[Libreoffice] Windows installer size reduction effort - the compression theory

Mon Feb 28 13:51:55 PST 2011

Hi Wols,

On Mon, 2011-02-28 at 18:04 +0000, Wols Lists wrote:
> > 	So - personally, I find it amazing that ZIP is better than LZMA - ever,
> > it is such an older compression algorithm, and this flies in the face of
> > everything I've seen in practise with it [ eg. we use LZMA for our RPMs
> > in openSUSE these days AFAIR, better than bzip2, which in turn was
> > better than .tgz (essentially zip) ].
> Why the surprise? How long has Huffman been around - 30 years? 40? And
> you CANNOT do better than Huffman (there are other equally as good
> algorithms, though).

	Ho hum; glad to know Huffman compression is optimal ;-) (personally I'd
go for arithmetic compression with a good "guess a libreoffice" model
alogorithm to get it down to a handful of bits ;-). Notice - that ZIP is
in fact two layered compression algorithm: Lempel Ziv, and then Huffman,
it is not clear that this makes it obviously non-optimal but it is
certainly somewhat weaker in that regard.

#!/usr/bin/perl -w
for (my $i = 0; $i < 10000; $i++) { print "$i\n"; }

type	size
plain	48k
zip	23k
bzip2	11k
lzma	3k

	That is not a very representative input (of course ;-), but perhaps not
so far away from the rampant duplication we face. I would (personally)
expect to see lzma do better than plain deflate. Of course, you can
easily imagine a compression algorithm, that turns the file into just
those two lines of perl above ;-)

> Having tried to back up a hard disk over ethernet (dd if=/dev/sda
> of=//samba/archive.hdi), it was direly slow over a 10Mb card. So I tried
> to pipe it through bzip2 to speed up the transfer - it was *even*
> *slower* !

	bzip2 is not fast; that is certainly so, OTOH it was far better space
wise than the deflate it replaced; this is why much source code is still
packaged as .bz2 - if you want to bend your mind, read up on the
Burrows-Wheeler transform [ FWIW ;-].

>  Why do you think LZMA is better than zip - because it's faster? 
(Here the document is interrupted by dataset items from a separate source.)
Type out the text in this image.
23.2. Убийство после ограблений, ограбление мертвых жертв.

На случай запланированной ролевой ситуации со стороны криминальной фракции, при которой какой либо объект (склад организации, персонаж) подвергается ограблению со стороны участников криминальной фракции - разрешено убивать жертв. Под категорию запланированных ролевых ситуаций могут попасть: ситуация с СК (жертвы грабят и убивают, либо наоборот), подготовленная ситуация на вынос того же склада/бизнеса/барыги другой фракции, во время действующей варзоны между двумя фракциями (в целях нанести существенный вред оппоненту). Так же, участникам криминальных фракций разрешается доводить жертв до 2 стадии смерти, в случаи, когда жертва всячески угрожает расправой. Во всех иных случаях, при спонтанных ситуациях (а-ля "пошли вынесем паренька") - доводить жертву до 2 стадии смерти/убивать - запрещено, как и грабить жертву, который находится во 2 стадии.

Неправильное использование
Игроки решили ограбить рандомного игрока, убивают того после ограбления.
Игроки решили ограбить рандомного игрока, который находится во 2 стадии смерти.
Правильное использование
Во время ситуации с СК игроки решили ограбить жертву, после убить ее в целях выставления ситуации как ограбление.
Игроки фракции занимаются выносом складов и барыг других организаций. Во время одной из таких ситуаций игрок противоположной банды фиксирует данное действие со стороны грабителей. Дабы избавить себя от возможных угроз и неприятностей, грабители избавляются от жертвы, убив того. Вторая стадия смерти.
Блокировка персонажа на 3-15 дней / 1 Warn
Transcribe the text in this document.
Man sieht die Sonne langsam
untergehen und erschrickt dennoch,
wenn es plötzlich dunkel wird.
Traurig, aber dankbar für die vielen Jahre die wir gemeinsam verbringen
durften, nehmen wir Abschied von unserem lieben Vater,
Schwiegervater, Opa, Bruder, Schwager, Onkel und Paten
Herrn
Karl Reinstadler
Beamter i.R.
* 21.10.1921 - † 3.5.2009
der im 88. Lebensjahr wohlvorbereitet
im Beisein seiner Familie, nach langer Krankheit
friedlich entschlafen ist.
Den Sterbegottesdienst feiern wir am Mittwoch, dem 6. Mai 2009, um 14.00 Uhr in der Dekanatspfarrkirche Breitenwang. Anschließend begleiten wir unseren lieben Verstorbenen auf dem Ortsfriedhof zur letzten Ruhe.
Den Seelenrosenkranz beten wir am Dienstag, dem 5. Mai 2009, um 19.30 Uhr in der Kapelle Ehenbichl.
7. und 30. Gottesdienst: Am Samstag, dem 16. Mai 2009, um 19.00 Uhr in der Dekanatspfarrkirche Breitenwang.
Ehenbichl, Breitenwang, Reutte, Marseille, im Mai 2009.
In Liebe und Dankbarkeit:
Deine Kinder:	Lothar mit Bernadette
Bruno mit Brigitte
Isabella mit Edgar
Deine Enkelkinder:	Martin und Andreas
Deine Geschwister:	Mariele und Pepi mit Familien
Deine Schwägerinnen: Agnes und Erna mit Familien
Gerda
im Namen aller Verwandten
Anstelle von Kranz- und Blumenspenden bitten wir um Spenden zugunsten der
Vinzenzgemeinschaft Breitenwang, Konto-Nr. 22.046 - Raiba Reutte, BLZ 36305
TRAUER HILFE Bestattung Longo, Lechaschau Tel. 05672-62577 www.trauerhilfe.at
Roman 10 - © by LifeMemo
	More efficient. Slowness of compression we can cope with easily, as
long as decompression is fast: and for most algorithms this balance is
easyish to achieve.

> (I think we need to add compression time to KAMI's nice table :-)

	As long as it is within five or so minutes of CPU time on a fast
machine, and/or preferably is multi-thread-able [ though our choice of
tools and platforms strongly limits what we can use at the cab level
anyway ] - compression time is fairly irrelevant.